I'm hoping as users push JAX on new applications, especially in simulation and
scientific computing, we'll learn a lot and be able to improve!

There's also "cross-country optimization" ([https://www-
sop.inria.fr/tropics/slides/EdfCea05.pdf](https://www-
sop.inria.fr/tropics/slides/EdfCea05.pdf)) for mixing some forward-mode into
reverse-mode to improve memory efficiency. Analogously to jax.checkpoint,
we've only experimented with exposing that manually (in jax.jarrett, named
because of
[https://arxiv.org/abs/1810.08297](https://arxiv.org/abs/1810.08297)), and
even then only for a special case. There's a lot to learn about, experiment
with, and build!

------
kragen
This is a very interesting article, with much better illustrations and deeper
investigation than the note on separable image filters I wrote in Dercuano.
And I didn't know about JAX, and it's very valuable to know about it now.
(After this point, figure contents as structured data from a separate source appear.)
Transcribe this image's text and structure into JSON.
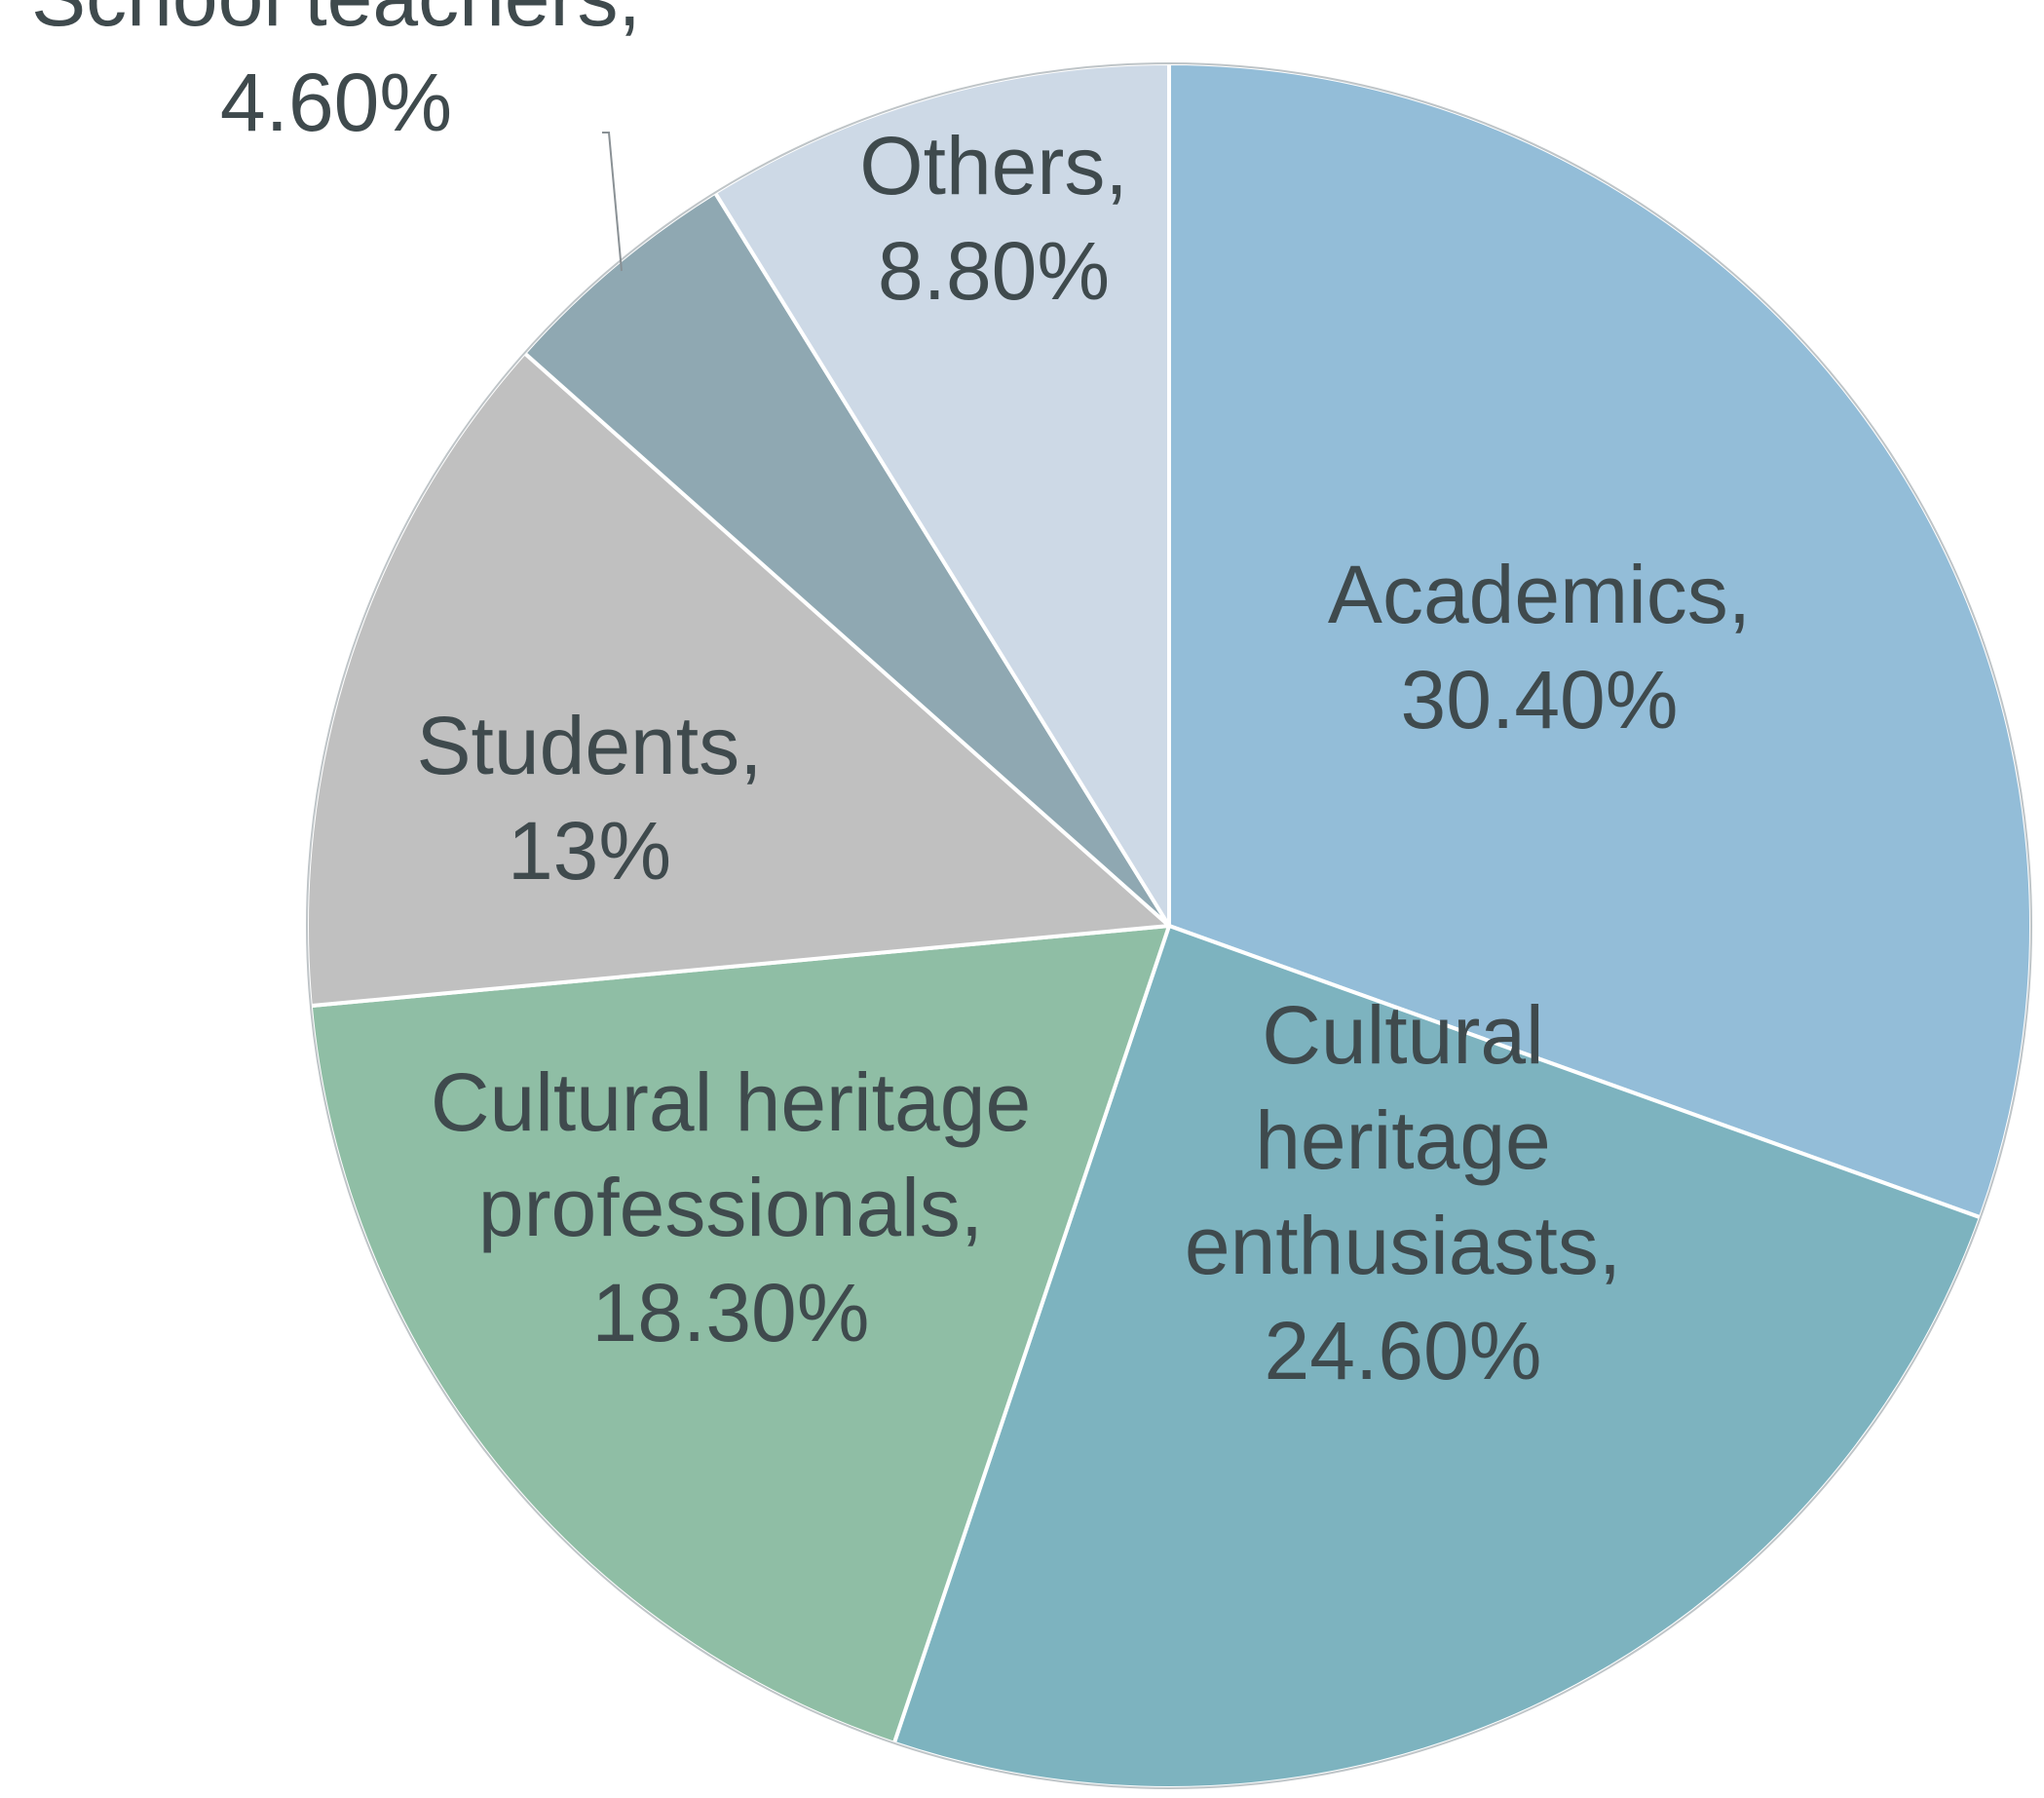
{
  "chart_data": {
    "type": "pie",
    "title": "",
    "slices": [
      {
        "category": "Academics",
        "value": 30.4,
        "color": "#93bdd8",
        "label_lines": [
          "Academics,",
          "30.40%"
        ]
      },
      {
        "category": "Cultural heritage enthusiasts",
        "value": 24.6,
        "color": "#7db3bf",
        "label_lines": [
          "Cultural",
          "heritage",
          "enthusiasts,",
          "24.60%"
        ]
      },
      {
        "category": "Cultural heritage professionals",
        "value": 18.3,
        "color": "#8fbea5",
        "label_lines": [
          "Cultural heritage",
          "professionals,",
          "18.30%"
        ]
      },
      {
        "category": "Students",
        "value": 13,
        "color": "#c0c0c0",
        "label_lines": [
          "Students,",
          "13%"
        ]
      },
      {
        "category": "School teachers",
        "value": 4.6,
        "color": "#8fa8b2",
        "label_lines": [
          "School teachers,",
          "4.60%"
        ]
      },
      {
        "category": "Others",
        "value": 8.8,
        "color": "#cdd9e6",
        "label_lines": [
          "Others,",
          "8.80%"
        ]
      }
    ],
    "legend": "none",
    "data_labels": "category name and percentage"
  }
}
But
the article does have some errors.

The article says:

> _Optimization of arbitrary functions is generally a NP-hard problem (there
> are no solutions other than exploring every possible value, which is
> impossible in the case of continuous functions)_

It is true that optimization of arbitrary functions, or even many interesting
classes of functions, is NP-hard. However, the definition given of NP-hard is
incorrect, and in fact, on modern hardware, existing SMT solvers such as Z3
can solve substantial instances of many interesting NP-hard optimization
problems, precisely because they do _not_ explore every possible value.
Moreover, it is in general possible (but again NP-hard) to use interval
arithmetic to rigorously optimize functions on continuous domains (which seems
to be what is meant), as long as they are not too _dis_ continuous; the answer
you get is only an approximation of the true optimum, but you can calculate it
to any desired precision.

One particularly interesting class of optimization problems — because they are
_not_ NP-hard — are continuous _linear_ optimization problems, which can be
solved in guaranteed polynomial time using interior-point methods or usually
in polynomial time using the "simplex method". Contrary to what you'd think
from the quote from the article, going from continuous to discrete makes the
problem NP-hard again. There is also a note in Dercuano surveying the
landscape of existing software and methods for solving linear optimization
problems; there's a lot of very powerful stuff out there.

It turns out that you can efficiently solve an enormous range of practical
optimization problems by introducing a small number of discrete variables into
a linear optimization problem, thus gaining most of the performance benefit of
using a linear optimizer. I don't know if there's a way to get a reasonable
perceptual result in a case like this with a linear optimizer, though.

> _This is where various auto-differentiation libraries can help us. Given
> some function, we can compute its gradient / derivative with regards to some
> variables completely automatically! This can be achieved either
> symbolically, or in some cases even numerically if closed-form gradient
> would be impossible to compute._

Automatic differentiation is a specific approach to differentiation which is
an _alternative_ to symbolic differentiation and the older kind of numerical
differentiation. What JAX does is automatic differentiation.